The new year typically brings a sense of renewal, casting aside the excesses from the holidays and starting out fresh. We’re almost a week in now; how are the resolutions coming along? Still going strong…or not? Whether it be your basics: exercising more, maintaining healthier eating habits or keeping cleaner house (all of which are on my list among other things), or something a bit more personal, those resolutions give this upcoming year a sense of purpose. At least it does for me. Unlike past years where I had sort of forgotten those plans I made in January by March-ish, I intend on keeping up with them. Why? Well, in the past 365 days we have had some big events in our little family. A milestone birthday for me, career advancement for my husband but most notably, the birth of our baby boy. He will now be ONE (what? how??) in a couple weeks and the magnitude of this event just dawned on me. I am responsible for keeping him safe, showing him love and helping him grow every single day for the rest of my life. This little guy has flourished and enriched our lives in more ways than I could ever describe. He has given my resolutions more significance this year and is all the motivation I need to hold myself accountable.
So what does this have to do with muffins? Nothing really, but since this is the first post of the new year we need to start off on the right foot. Taking care of ourselves means taking care of those closest to us is that much easier.

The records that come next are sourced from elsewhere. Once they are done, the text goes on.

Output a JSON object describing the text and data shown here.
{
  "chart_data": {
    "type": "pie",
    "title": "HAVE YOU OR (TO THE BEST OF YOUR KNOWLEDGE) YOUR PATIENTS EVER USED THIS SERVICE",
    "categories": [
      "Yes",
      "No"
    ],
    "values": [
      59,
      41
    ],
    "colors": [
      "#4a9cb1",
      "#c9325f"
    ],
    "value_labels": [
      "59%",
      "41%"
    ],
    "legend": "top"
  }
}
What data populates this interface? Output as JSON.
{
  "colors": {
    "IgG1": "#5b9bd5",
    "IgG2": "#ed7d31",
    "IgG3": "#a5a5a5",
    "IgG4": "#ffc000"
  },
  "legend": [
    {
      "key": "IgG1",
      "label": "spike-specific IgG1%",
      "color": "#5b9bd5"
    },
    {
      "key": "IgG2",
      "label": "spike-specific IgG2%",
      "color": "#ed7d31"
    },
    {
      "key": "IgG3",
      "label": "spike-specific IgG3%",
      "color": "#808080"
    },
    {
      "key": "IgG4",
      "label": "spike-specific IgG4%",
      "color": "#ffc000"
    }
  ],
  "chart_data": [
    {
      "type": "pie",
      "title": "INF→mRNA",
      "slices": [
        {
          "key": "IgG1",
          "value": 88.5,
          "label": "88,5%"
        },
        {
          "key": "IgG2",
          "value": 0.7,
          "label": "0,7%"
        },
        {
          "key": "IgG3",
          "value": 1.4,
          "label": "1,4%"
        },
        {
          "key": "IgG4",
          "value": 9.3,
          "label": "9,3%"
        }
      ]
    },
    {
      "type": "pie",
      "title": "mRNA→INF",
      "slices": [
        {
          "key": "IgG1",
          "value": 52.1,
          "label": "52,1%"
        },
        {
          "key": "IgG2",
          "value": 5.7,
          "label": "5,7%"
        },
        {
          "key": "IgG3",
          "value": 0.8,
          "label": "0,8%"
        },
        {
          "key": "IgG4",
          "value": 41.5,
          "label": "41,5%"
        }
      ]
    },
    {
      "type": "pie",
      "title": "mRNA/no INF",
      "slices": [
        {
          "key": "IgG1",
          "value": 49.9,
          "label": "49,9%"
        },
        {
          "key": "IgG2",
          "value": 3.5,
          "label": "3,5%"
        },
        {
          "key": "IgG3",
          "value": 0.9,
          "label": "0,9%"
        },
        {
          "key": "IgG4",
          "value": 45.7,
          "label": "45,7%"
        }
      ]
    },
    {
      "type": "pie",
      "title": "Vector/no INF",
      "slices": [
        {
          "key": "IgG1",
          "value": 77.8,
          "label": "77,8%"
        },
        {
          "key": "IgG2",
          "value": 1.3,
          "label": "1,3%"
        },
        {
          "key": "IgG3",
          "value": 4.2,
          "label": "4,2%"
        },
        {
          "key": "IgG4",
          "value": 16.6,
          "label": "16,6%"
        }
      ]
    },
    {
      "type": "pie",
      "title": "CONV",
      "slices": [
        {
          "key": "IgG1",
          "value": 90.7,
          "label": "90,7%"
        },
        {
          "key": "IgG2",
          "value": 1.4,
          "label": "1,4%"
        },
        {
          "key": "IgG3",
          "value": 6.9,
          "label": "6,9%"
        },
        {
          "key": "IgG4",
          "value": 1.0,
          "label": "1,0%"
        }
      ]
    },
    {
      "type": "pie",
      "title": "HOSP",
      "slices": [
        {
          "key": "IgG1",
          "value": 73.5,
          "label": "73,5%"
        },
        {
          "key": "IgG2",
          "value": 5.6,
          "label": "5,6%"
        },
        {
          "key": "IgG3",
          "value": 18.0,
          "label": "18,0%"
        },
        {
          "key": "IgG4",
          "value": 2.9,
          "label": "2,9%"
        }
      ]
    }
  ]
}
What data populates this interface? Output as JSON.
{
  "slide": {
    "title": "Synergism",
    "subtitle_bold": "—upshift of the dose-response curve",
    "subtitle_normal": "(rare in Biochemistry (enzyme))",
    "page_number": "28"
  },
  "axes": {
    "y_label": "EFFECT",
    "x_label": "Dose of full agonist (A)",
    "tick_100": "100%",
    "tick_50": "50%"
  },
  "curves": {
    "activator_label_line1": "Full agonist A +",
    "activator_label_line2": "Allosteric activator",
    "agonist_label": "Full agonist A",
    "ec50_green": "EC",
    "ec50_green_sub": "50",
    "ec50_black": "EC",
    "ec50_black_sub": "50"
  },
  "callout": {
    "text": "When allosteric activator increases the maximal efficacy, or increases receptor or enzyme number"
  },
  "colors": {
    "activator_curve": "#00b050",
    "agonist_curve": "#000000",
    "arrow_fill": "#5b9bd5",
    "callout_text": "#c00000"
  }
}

Though bran muffins may seem boring and conjure the feeling of eating cardboard, I promise these are not those muffins. These are different. These bran muffins are wholesome and hearty due to the bran + whole wheat flour but slightly sweet because molasses and honey marry so well together. Studded with tart cherries and sliced almonds with a bit of a sugar crunch added to their tops, these muffins are a great way to start the day, or in our case, the year. Add a schemer of cream cheese and you’re set!
cherry-almond bran muffins
(makes 12-13 muffins)
- 1 cup wheat bran
- 1 1/2 cups whole wheat pastry flour
- 1 tsp baking powder
- 1 tsp baking soda
- 1/2 tsp fine grain sea salt
- 3/4 cup dried tart cherries, chopped
- 1/2 cup slivered almonds
- 1 cup whole milk
- 3 tbs honey
- 1/2 cup molasses (I used blackstrap)
- 2 eggs, beaten
- 1/2 cup applesauce
- 2 tbs oil (I used sunflower)
- 1 tsp vanilla extract
- 1/2 tsp almond extract
- 1-2 tbs turbinado sugar for topping
Preheat oven to 400°.
In a medium bowl, whisk together wheat bran, flour, baking powder, baking soda and salt. Stir in cherries and almonds until coated with teh flour mixure.
In a separate bowl, whisk together the wet ingredients: milk, honey, molasses, eggs, applesuace and oil.
Pour the wet ingredients into the dry ingredients and stir together with a wooden spoon until fully combined.
Line or grease a large muffin tin and fill evenly between the 12 spots. Dust the tops of each muffin with a scant sprinkling of turbinado sugar.
Bake for 12-15 minutes until a toothpick comes out clean.
(adapted from Food52)
**Cherries can certainly be subbed out for your favorite dried fruit and the almonds aren’t vital either. I enjoy cherry + almond flavors, feel free to customize any way you please.